Up to this point Graide has been aimed solely at higher education institutions, but it could potentially be even more effective in schools. Answers to university assessments are often variable and long, and and require lots of detailed feedback, but in secondary education and earlier, answers are less variable, shorter, and require less personalised feedback, which is a simpler problem for AI to solve.

An unintended upside of Graide is that there is inbuilt moderation for markers. Answers and feedback are shared across users which provides a “really nice learning opportunity”, and maintains a level of consistency in marking. It’s then much easier to spot, and correct, rogue habits in individual markers.

Of course, all of this is highly applicable to STEM subjects that have relatively objective assessments with concrete answers, but what about the arts and humanities? Are long essay teachers doomed to laborious marking for evermore?
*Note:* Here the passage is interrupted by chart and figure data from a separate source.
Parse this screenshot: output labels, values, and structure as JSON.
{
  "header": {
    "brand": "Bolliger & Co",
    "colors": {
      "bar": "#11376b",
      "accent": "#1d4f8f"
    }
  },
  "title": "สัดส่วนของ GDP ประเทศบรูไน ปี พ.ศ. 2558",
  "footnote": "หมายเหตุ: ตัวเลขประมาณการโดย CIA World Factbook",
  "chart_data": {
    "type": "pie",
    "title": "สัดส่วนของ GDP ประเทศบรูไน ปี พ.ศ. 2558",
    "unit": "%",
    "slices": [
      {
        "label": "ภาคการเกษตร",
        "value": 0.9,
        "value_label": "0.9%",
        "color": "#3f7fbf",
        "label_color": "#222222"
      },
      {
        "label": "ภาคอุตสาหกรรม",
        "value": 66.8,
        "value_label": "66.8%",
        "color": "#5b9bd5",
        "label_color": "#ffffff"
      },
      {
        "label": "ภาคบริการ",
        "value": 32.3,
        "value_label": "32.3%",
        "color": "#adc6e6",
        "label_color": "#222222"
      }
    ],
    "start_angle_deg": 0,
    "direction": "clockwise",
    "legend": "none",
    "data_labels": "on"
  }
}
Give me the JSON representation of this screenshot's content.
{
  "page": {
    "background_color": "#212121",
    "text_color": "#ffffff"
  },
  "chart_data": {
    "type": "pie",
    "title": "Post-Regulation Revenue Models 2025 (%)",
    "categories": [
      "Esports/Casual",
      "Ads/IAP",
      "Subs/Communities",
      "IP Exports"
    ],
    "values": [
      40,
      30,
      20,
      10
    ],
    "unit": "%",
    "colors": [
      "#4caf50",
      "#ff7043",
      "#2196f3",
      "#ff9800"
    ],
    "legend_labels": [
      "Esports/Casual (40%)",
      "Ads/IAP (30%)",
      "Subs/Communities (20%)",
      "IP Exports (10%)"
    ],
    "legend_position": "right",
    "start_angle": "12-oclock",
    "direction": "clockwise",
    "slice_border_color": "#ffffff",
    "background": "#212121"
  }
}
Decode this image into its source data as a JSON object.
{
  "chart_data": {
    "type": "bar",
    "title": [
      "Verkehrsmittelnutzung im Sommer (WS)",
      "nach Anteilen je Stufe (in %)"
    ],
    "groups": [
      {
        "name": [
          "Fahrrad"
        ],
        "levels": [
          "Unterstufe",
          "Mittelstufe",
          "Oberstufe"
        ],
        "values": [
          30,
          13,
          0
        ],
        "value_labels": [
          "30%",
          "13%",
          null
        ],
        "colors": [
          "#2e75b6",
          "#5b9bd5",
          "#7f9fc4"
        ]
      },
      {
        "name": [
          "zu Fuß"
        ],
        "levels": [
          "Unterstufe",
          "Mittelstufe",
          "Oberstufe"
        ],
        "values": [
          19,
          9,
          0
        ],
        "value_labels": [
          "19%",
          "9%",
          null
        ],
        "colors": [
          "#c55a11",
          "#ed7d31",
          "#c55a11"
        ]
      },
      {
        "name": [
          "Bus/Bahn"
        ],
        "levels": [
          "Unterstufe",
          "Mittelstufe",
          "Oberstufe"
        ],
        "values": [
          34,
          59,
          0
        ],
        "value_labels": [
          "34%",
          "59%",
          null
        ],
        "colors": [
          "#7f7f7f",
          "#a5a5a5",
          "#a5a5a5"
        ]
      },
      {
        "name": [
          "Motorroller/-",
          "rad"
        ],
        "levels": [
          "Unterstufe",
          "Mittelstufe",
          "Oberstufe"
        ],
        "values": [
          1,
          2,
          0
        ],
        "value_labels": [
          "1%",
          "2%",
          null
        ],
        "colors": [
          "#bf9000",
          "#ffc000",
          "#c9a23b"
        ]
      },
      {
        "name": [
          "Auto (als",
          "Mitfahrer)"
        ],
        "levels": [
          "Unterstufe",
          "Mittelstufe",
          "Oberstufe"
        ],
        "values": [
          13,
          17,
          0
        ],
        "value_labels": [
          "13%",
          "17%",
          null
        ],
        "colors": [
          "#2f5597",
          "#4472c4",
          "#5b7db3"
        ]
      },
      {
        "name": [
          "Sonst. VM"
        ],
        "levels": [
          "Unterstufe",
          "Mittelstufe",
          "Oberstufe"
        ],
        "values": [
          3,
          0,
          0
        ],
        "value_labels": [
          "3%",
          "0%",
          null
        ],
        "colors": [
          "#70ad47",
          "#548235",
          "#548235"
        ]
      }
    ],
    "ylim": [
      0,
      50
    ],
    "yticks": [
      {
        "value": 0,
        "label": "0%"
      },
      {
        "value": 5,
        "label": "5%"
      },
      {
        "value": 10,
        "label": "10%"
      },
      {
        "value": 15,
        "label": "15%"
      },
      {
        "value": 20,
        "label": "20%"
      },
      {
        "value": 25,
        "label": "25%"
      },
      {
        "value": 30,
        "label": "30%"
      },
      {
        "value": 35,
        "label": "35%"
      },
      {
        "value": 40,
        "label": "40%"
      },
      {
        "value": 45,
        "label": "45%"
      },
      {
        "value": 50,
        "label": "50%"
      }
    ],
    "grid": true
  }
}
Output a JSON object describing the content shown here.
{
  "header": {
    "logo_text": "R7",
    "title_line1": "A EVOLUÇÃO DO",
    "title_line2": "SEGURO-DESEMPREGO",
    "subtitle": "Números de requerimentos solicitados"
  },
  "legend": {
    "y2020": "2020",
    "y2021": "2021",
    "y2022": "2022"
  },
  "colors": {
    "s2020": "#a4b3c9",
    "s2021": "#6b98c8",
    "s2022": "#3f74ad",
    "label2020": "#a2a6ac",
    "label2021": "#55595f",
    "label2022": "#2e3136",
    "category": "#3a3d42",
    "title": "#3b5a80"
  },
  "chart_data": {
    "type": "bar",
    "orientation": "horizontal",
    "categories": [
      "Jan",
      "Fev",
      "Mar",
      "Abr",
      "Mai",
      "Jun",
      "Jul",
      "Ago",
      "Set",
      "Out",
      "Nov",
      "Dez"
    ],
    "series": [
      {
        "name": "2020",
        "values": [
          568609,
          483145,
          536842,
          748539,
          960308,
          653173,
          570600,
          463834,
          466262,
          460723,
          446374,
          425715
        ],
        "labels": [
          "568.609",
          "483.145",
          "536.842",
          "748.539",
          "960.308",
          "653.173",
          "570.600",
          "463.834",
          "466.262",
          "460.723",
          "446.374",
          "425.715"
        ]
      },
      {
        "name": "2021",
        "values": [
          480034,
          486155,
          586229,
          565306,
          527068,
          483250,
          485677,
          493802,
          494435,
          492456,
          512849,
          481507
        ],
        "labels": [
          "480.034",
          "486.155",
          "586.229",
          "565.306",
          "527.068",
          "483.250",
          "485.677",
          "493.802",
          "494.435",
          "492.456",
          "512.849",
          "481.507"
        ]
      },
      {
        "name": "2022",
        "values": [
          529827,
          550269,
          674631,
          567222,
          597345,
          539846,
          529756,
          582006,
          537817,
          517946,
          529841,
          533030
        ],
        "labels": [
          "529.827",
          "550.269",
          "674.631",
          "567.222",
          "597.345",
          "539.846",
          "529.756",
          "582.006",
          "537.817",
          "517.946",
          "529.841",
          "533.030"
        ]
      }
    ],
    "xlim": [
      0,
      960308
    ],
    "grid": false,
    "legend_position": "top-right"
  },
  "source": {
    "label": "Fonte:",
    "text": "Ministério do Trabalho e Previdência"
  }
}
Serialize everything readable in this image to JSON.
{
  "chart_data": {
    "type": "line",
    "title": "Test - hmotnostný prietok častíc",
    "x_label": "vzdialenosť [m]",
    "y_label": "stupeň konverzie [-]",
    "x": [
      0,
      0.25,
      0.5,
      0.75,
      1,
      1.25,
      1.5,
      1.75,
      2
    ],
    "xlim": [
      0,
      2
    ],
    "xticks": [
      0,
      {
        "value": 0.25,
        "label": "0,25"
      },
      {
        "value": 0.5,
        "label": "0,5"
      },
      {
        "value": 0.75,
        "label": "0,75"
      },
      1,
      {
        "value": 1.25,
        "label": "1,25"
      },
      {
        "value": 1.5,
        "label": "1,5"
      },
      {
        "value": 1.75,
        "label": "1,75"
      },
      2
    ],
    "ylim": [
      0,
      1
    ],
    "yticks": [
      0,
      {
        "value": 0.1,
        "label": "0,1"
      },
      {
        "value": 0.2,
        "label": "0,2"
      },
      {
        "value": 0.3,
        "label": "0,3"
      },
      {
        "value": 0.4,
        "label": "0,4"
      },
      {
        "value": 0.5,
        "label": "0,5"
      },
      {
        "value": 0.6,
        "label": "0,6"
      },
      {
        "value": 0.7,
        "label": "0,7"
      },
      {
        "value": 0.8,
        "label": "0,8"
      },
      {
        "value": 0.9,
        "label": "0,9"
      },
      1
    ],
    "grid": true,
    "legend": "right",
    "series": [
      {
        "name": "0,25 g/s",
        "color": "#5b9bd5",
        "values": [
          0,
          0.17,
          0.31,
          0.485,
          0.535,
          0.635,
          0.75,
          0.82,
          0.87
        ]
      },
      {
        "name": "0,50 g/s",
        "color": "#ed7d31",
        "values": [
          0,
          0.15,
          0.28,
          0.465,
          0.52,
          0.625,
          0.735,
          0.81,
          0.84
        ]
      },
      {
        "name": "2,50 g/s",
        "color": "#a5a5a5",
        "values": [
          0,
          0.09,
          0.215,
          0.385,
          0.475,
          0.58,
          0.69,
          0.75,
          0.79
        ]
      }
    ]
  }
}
Manjinder says no, that 6 Bit Education wants to expand into every subject, right up to the longest-form answers. He also thinks that non-STEM students are just as capable of automating processes as his team with their tech and coding backgrounds – the only difference is a lack of exposure to automation systems.

“Coding literally is just another language, but I think it has the added benefit of there being no interpretation. With english, you write a sentence, you put a comma in the wrong place, and all of a sudden the sentence says something completely different. If you put a comma in the wrong place in the code, it doesn’t work. That kind of structure is quite useful.

“It’s not this super high level stuff. I genuinely think everybody can code. For me, it’s like, english, maths, code; they’re all languages. The more the more versatile you are with those languages, the more things you can do.”